Living in the small fishing town of Cellardyke, Scotland, James Yorkston recorded his new album, The Route to the Harmonium, in his loft where fisherman had previously repaired their nets. Ultimately he recorded so much that he needed another set of ears to come in and help him put everything in shape. The call went out to David Wrench, an old collaborator, mixer and producer of folks like Four Tet, Frank Ocean, FKA Twiggs, and David Byrne. Together they crafted a set of music that figuratively covers the waterfront.

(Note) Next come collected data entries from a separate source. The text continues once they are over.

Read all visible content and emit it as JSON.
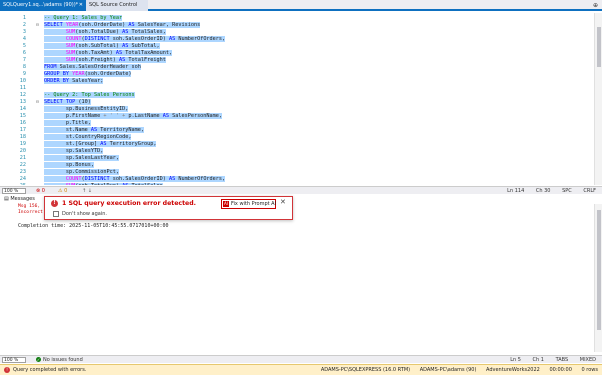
{
  "tabs": {
    "active_label": "SQLQuery1.sq...\\adams (90))*",
    "inactive_label": "SQL Source Control",
    "active_close": "✕",
    "pin": "⊕"
  },
  "editor": {
    "lines": [
      {
        "num": "1",
        "fold": "",
        "parts": [
          {
            "t": "-- Query 1: Sales by Year",
            "c": "cm"
          }
        ]
      },
      {
        "num": "2",
        "fold": "⊟",
        "parts": [
          {
            "t": "SELECT ",
            "c": "kw"
          },
          {
            "t": "YEAR",
            "c": "fn"
          },
          {
            "t": "(soh.OrderDate) ",
            "c": "tx"
          },
          {
            "t": "AS ",
            "c": "kw"
          },
          {
            "t": "SalesYear, Revisions",
            "c": "tx"
          }
        ]
      },
      {
        "num": "3",
        "fold": "",
        "parts": [
          {
            "t": "       ",
            "c": "tx"
          },
          {
            "t": "SUM",
            "c": "fn"
          },
          {
            "t": "(soh.TotalDue) ",
            "c": "tx"
          },
          {
            "t": "AS ",
            "c": "kw"
          },
          {
            "t": "TotalSales,",
            "c": "tx"
          }
        ]
      },
      {
        "num": "4",
        "fold": "",
        "parts": [
          {
            "t": "       ",
            "c": "tx"
          },
          {
            "t": "COUNT",
            "c": "fn"
          },
          {
            "t": "(",
            "c": "tx"
          },
          {
            "t": "DISTINCT ",
            "c": "kw"
          },
          {
            "t": "soh.SalesOrderID) ",
            "c": "tx"
          },
          {
            "t": "AS ",
            "c": "kw"
          },
          {
            "t": "NumberOfOrders,",
            "c": "tx"
          }
        ]
      },
      {
        "num": "5",
        "fold": "",
        "parts": [
          {
            "t": "       ",
            "c": "tx"
          },
          {
            "t": "SUM",
            "c": "fn"
          },
          {
            "t": "(soh.SubTotal) ",
            "c": "tx"
          },
          {
            "t": "AS ",
            "c": "kw"
          },
          {
            "t": "SubTotal,",
            "c": "tx"
          }
        ]
      },
      {
        "num": "6",
        "fold": "",
        "parts": [
          {
            "t": "       ",
            "c": "tx"
          },
          {
            "t": "SUM",
            "c": "fn"
          },
          {
            "t": "(soh.TaxAmt) ",
            "c": "tx"
          },
          {
            "t": "AS ",
            "c": "kw"
          },
          {
            "t": "TotalTaxAmount,",
            "c": "tx"
          }
        ]
      },
      {
        "num": "7",
        "fold": "",
        "parts": [
          {
            "t": "       ",
            "c": "tx"
          },
          {
            "t": "SUM",
            "c": "fn"
          },
          {
            "t": "(soh.Freight) ",
            "c": "tx"
          },
          {
            "t": "AS ",
            "c": "kw"
          },
          {
            "t": "TotalFreight",
            "c": "tx"
          }
        ]
      },
      {
        "num": "8",
        "fold": "",
        "parts": [
          {
            "t": "FROM ",
            "c": "kw"
          },
          {
            "t": "Sales.SalesOrderHeader soh",
            "c": "tx"
          }
        ]
      },
      {
        "num": "9",
        "fold": "",
        "parts": [
          {
            "t": "GROUP BY ",
            "c": "kw"
          },
          {
            "t": "YEAR",
            "c": "fn"
          },
          {
            "t": "(soh.OrderDate)",
            "c": "tx"
          }
        ]
      },
      {
        "num": "10",
        "fold": "",
        "parts": [
          {
            "t": "ORDER BY ",
            "c": "kw"
          },
          {
            "t": "SalesYear;",
            "c": "tx"
          }
        ]
      },
      {
        "num": "11",
        "fold": "",
        "parts": []
      },
      {
        "num": "12",
        "fold": "",
        "parts": [
          {
            "t": "-- Query 2: Top Sales Persons",
            "c": "cm"
          }
        ]
      },
      {
        "num": "13",
        "fold": "⊟",
        "parts": [
          {
            "t": "SELECT TOP ",
            "c": "kw"
          },
          {
            "t": "(10)",
            "c": "tx"
          }
        ]
      },
      {
        "num": "14",
        "fold": "",
        "parts": [
          {
            "t": "       sp.BusinessEntityID,",
            "c": "tx"
          }
        ]
      },
      {
        "num": "15",
        "fold": "",
        "parts": [
          {
            "t": "       p.FirstName ",
            "c": "tx"
          },
          {
            "t": "+ ' ' +",
            "c": "gr"
          },
          {
            "t": " p.LastName ",
            "c": "tx"
          },
          {
            "t": "AS ",
            "c": "kw"
          },
          {
            "t": "SalesPersonName,",
            "c": "tx"
          }
        ]
      },
      {
        "num": "16",
        "fold": "",
        "parts": [
          {
            "t": "       p.Title,",
            "c": "tx"
          }
        ]
      },
      {
        "num": "17",
        "fold": "",
        "parts": [
          {
            "t": "       st.",
            "c": "tx"
          },
          {
            "t": "Name ",
            "c": "tx"
          },
          {
            "t": "AS ",
            "c": "kw"
          },
          {
            "t": "TerritoryName,",
            "c": "tx"
          }
        ]
      },
      {
        "num": "18",
        "fold": "",
        "parts": [
          {
            "t": "       st.CountryRegionCode,",
            "c": "tx"
          }
        ]
      },
      {
        "num": "19",
        "fold": "",
        "parts": [
          {
            "t": "       st.[Group] ",
            "c": "tx"
          },
          {
            "t": "AS ",
            "c": "kw"
          },
          {
            "t": "TerritoryGroup,",
            "c": "tx"
          }
        ]
      },
      {
        "num": "20",
        "fold": "",
        "parts": [
          {
            "t": "       sp.SalesYTD,",
            "c": "tx"
          }
        ]
      },
      {
        "num": "21",
        "fold": "",
        "parts": [
          {
            "t": "       sp.SalesLastYear,",
            "c": "tx"
          }
        ]
      },
      {
        "num": "22",
        "fold": "",
        "parts": [
          {
            "t": "       sp.Bonus,",
            "c": "tx"
          }
        ]
      },
      {
        "num": "23",
        "fold": "",
        "parts": [
          {
            "t": "       sp.CommissionPct,",
            "c": "tx"
          }
        ]
      },
      {
        "num": "24",
        "fold": "",
        "parts": [
          {
            "t": "       ",
            "c": "tx"
          },
          {
            "t": "COUNT",
            "c": "fn"
          },
          {
            "t": "(",
            "c": "tx"
          },
          {
            "t": "DISTINCT ",
            "c": "kw"
          },
          {
            "t": "soh.SalesOrderID) ",
            "c": "tx"
          },
          {
            "t": "AS ",
            "c": "kw"
          },
          {
            "t": "NumberOfOrders,",
            "c": "tx"
          }
        ]
      },
      {
        "num": "25",
        "fold": "",
        "parts": [
          {
            "t": "       ",
            "c": "tx"
          },
          {
            "t": "SUM",
            "c": "fn"
          },
          {
            "t": "(soh.TotalDue) ",
            "c": "tx"
          },
          {
            "t": "AS ",
            "c": "kw"
          },
          {
            "t": "TotalSales",
            "c": "tx"
          }
        ]
      }
    ]
  },
  "editor_status": {
    "zoom": "100 %",
    "errors": "0",
    "warnings": "0",
    "arrows": "↑  ↓",
    "ln": "Ln 114",
    "ch": "Ch 30",
    "mode": "SPC",
    "eol": "CRLF"
  },
  "results": {
    "tab_label": "Messages",
    "error_lines": [
      "Msg 156,",
      "Incorrect"
    ],
    "completion": "Completion time: 2025-11-05T10:45:55.0717010+00:00"
  },
  "popup": {
    "icon": "!",
    "title": "1 SQL query execution error detected.",
    "fix_button": "Fix with Prompt AI",
    "fix_icon": "AI",
    "close": "✕",
    "checkbox_label": "Don't show again."
  },
  "results_status": {
    "zoom": "100 %",
    "check": "✓",
    "no_issues": "No issues found",
    "ln": "Ln 5",
    "ch": "Ch 1",
    "mode": "TABS",
    "eol": "MIXED"
  },
  "app_status": {
    "icon": "!",
    "left": "Query completed with errors.",
    "server": "ADAMS-PC\\SQLEXPRESS (16.0 RTM)",
    "user": "ADAMS-PC\\adams (90)",
    "database": "AdventureWorks2022",
    "time": "00:00:00",
    "rows": "0 rows"
  },
  "colors": {
    "accent": "#0e70c0",
    "selection": "#add6ff",
    "error": "#d13438",
    "status_bar": "#fff0c9"
  }
}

The first single from the album, ‘My Mouth Ain’t No Bible’ gets right in your face thanks to a heavy snare drum track, some eerie electric guitar, and trumpet. One of three spoken word tracks on the disc, it’s a strange choice for a single, yet it also shows how willing he is to challenge his audience. ‘The Irish Wars of Independence’ shifts back and forth between spoken word sections and sung choruses. He also uses the track to declare himself, “the pope of cool.”
So many of these songs relate to family and friends, remembering the days and times, both good and bad. Yorkston makes his feelings clear when speaking about these songs. “When a friend jumps ship it’s always a haymaker to the gut, you know,” he said. “And this album is about them, but it’s more about us, us who are left behind.”
There are some stark contrasts on this album, like the free-jazz harmonium of ‘Yorkston Athletic’, or the airy, phased piano and trumpet of ‘A Footnote to an Epitaph’. Throughout this set the trumpet carries the feeling of something off a Robert Wyatt record. There’s a sense of sadness to the piano and bass of ‘The Villages I Have Known My Entire Life’.
Yorkston travels ground that is unique, unlike that of most artists. The music is never less than compelling and oft times much more. Each successive listening reveals The Route to the Harmonium as a destination worthy of repeated visits.